French writer Annie Ernaux receives Nobel Prize for literature


Stockholm: French writer Annie Ernaux was awarded this year’s Nobel Prize in Literature for “the courage and clinical acumen with which she exposes the roots, alienations and collective limitations of personal memory,” the Swedish Academy said Thursday.

Ernaux, 82, began writing autobiographical novels but soon abandoned fiction in favor of memoirs. Her more than 20 books, most of them very short, chronicle events in her life and the lives of those around her. They bring uncompromising portraits of sexual encounters, abortion, illness and the death of her parents.

Anders Olsson, chair of the Nobel Committee on Literature, said Ernaux’s work was often “uncompromised and written in plain language, swept clean.” “She has accomplished something admirable and lasting,” he told reporters after the announcement in Stockholm, Sweden.

Ernaux describes her style as ‘ecriture plate’, a very objective view of the events she describes, unformed by flowery description or overwhelming emotions. In the book that made her name, “La Place” (A Man’s Place), about her relationship with her father, she writes: “No lyrical memories, no triumphant displays of irony. This neutral writing style comes naturally to me.”

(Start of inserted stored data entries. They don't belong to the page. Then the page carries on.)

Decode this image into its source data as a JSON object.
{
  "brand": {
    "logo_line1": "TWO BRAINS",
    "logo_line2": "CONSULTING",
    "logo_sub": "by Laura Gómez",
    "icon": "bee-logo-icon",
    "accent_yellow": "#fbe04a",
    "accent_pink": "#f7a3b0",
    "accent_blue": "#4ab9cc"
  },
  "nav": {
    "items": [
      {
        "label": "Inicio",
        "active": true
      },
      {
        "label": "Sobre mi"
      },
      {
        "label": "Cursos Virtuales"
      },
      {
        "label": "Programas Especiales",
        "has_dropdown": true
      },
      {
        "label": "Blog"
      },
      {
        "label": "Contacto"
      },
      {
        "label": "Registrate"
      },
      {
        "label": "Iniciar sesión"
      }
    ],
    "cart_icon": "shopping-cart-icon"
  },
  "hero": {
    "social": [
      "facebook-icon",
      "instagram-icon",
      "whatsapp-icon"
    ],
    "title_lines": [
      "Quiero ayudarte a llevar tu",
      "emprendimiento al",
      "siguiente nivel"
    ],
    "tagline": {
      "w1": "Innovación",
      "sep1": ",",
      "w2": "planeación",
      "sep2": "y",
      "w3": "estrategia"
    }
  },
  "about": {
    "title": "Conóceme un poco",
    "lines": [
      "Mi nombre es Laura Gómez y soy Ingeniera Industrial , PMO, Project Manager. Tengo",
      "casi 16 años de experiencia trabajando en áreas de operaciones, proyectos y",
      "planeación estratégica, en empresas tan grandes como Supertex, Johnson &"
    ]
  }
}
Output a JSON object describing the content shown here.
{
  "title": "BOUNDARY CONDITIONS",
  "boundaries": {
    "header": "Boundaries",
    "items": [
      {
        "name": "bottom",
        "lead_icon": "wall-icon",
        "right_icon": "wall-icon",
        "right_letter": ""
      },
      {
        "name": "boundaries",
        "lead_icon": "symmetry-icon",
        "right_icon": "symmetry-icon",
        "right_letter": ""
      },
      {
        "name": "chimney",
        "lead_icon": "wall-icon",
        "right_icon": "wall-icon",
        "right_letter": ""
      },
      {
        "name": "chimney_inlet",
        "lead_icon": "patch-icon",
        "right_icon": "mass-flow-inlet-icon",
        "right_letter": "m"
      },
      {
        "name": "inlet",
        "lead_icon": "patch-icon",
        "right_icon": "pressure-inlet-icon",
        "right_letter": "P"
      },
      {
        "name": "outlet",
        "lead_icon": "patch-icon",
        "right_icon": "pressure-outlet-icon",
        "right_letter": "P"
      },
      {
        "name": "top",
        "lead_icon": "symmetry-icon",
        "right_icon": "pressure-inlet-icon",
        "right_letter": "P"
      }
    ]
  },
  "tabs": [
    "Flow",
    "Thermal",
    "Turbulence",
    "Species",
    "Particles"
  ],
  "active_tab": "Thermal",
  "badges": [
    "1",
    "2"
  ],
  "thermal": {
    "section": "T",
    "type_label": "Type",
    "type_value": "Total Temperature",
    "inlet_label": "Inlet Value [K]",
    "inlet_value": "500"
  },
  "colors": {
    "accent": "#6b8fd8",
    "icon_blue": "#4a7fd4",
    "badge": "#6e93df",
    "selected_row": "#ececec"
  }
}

Her most acclaimed book was “The Years” (Les annes), published in 2008, describing herself and wider French society from the end of World War II to the present day. Unlike previous books, in “The Years” Ernaux writes about herself in the third person, calling her character “she” instead of “I”. The book has received numerous awards and accolades.

Last year’s award went to Tanzanian-born, UK-based writer Abdulrazak Gurnah, whose novels explore the impact of migration on individuals and societies. Gurnah was only the sixth Nobel laureate in literature to be born in Africa, and the prize has long been criticized for being too focused on European and North American writers. It is also dominated by men, with only 16 women among the 118 laureates.

The prizes for Gurnah in 2021 and the American poet Louise Glück in 2020 helped the literature prize after years of controversy and scandal. In 2018, the award was postponed after allegations of sexual abuse rocked the Swedish Academy, which appoints the Nobel Prize Commission for Literature, leading to an exodus of members. The academy revamped itself, but came under more criticism for awarding the 2019 literature prize to Austria’s Peter Handke, who has been called an apologist for Serbian war crimes.

A week of Nobel Prize announcements began Monday with Swedish scientist Svante Paabo receiving the prize in medicine for unlocking secrets of Neanderthal DNA that provided important insights into our immune system.

Three scientists together won the prize in physics on Tuesday. The Frenchman Alain Aspect, the American John F. Clauser and the Austrian Anton Zeilinger had shown that small particles can maintain a connection with each other even when separated, a phenomenon known as quantum entanglement, which can be used for specialized computers and to encode information.

The Nobel Prize in Chemistry was awarded on Wednesday to Americans Carolyn R. Bertozzi and K. Barry Sharpless, and Danish scientist Morten Meldal for developing a way to “click molecules together” that can be used to investigate cells, DNA map and design drugs that target diseases such as cancer more accurately.

The Nobel Peace Prize for 2022 will be announced on Friday and the economics prize on Monday.

The prizes include a cash prize of 10 million Swedish kronor (nearly $900,000) and will be awarded on December 10. The money comes from a bequest left by the creator of the prize, Swedish inventor Alfred Nobel, in 1895.